7 days til CWSF 2008. 7 days left after 6 years of planning. It's hard to imagine that is possible, but there it is!
The last weeks have been a complete roller coaster emotionally. Chairing a committee of volunteers is a challenge and with everyone feeling the stress and strain of the final planning stages, it's been an even bigger challenge. There are a few people that I will not want to see for a while after the Fair! Two days ago, an email from one of them just put me over the world and made me put my fist through my laptop. Luckily, I had money left in my UofO account so could go and buy a new one. Also, my old one was in the middle of its death throes at the time, so losing it was not a great disappointment. However, being in the midst of hell and needing a computer meant I had to run to the bookstore and buy one right away. Nothing like a vicious temper coupled with major stress to push you to the limit.

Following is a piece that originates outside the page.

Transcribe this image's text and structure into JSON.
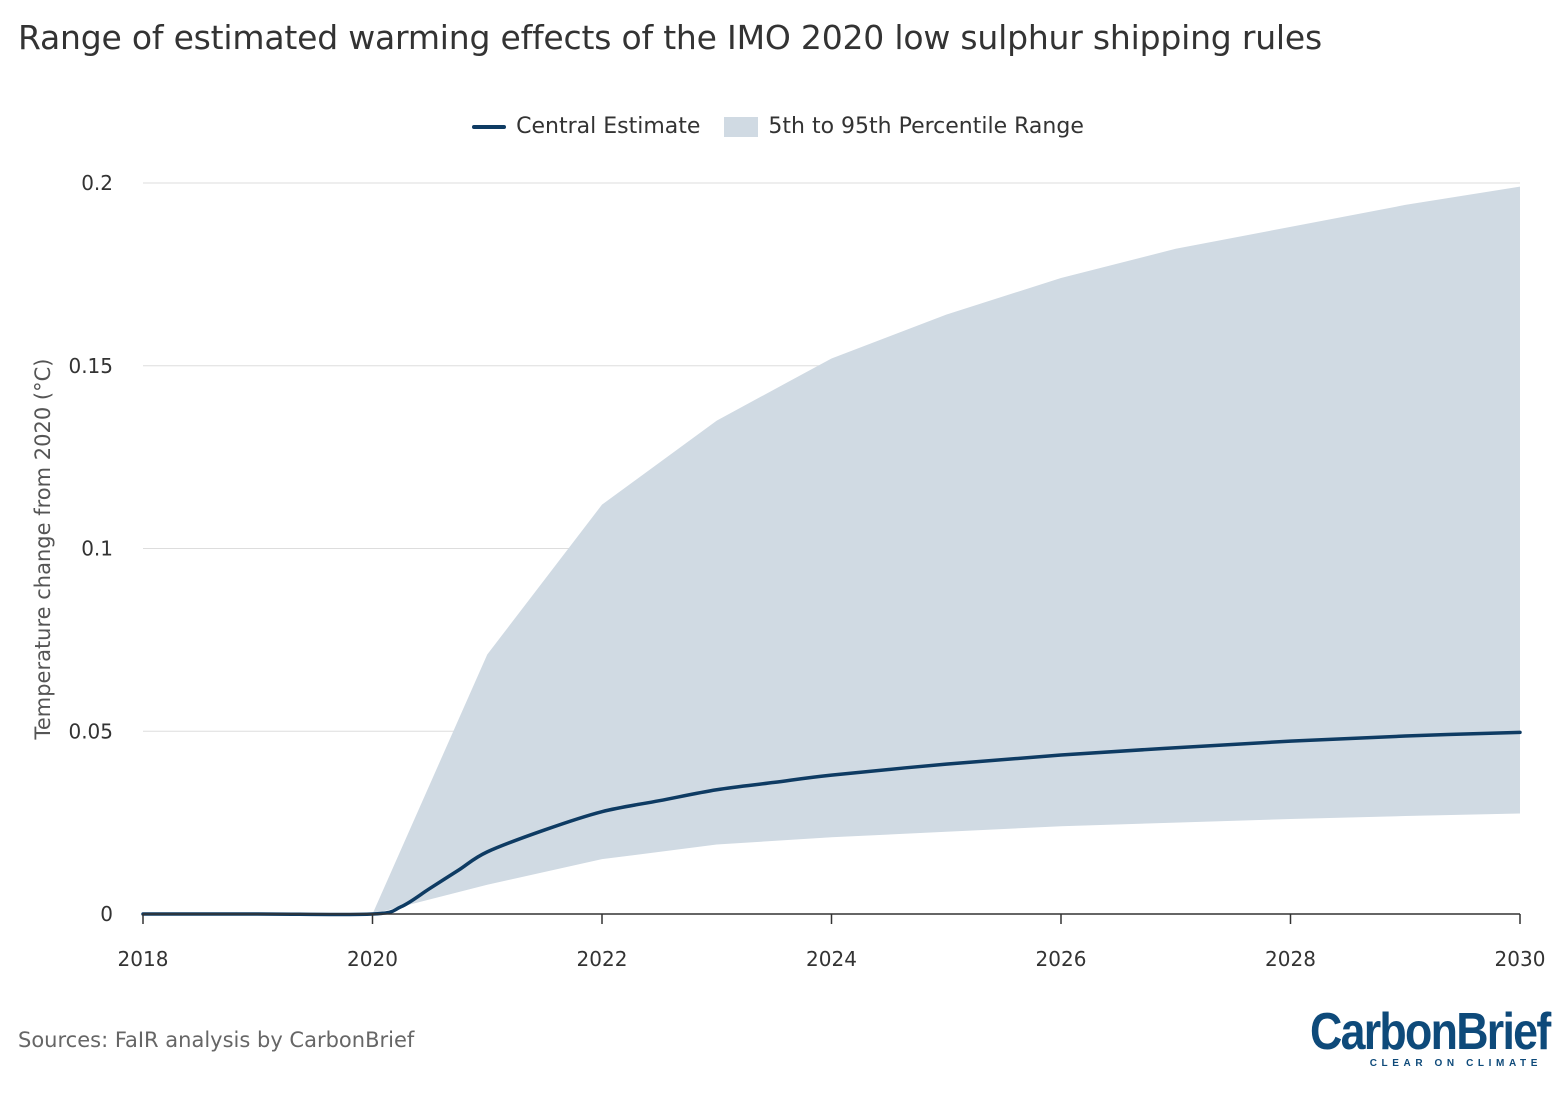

Getting closer to the Fair has been a bit of a challenge from a healthy eating/drinking point of view as well. I don't want to drink as beer just makes me want to drink and eat more, and will ruin my plans for getting down to 145 lbs for the Iowa fights. And it makes me feel like shit as well. Thursday evening, we had a committee social. I had a beer and some food, stayed for a bit, then came home as I had a body composition test in the morning and needed sleep. I took alot of flack for that from some of my committee members who are used to me drinking excessively and being open to staying out late partying. Two of them actually showed up at my door that evening, wanting me to go out with them! It's difficult to make them understand that this isn't just about the time now prior to the Fair. It's about a lifestyle change, a committment to myself, to my coach, to be in top shape for my own life and for training and fighting. But it's meant taking alot of shit from a few people!!!
Part of me is very happy that the Fair is almost over. Part of me can't wait for it to happen and get under way and let the fun begin. 6 years of planning is a long time! It's been a huge part of my life and I'm not sure what's going to happen when it's over. Not sure what I'm going to do with my time!! Right now, everything is under control and we're ready to roll. Only small details are left and being dealt with. But those details are what are so important in having the Fair go from just good to amazing.
I'm still going to be happy when we get underway though. The planning right now is just about killing me. If I wasn't going to the gym or running regularly, I'd be a basket case.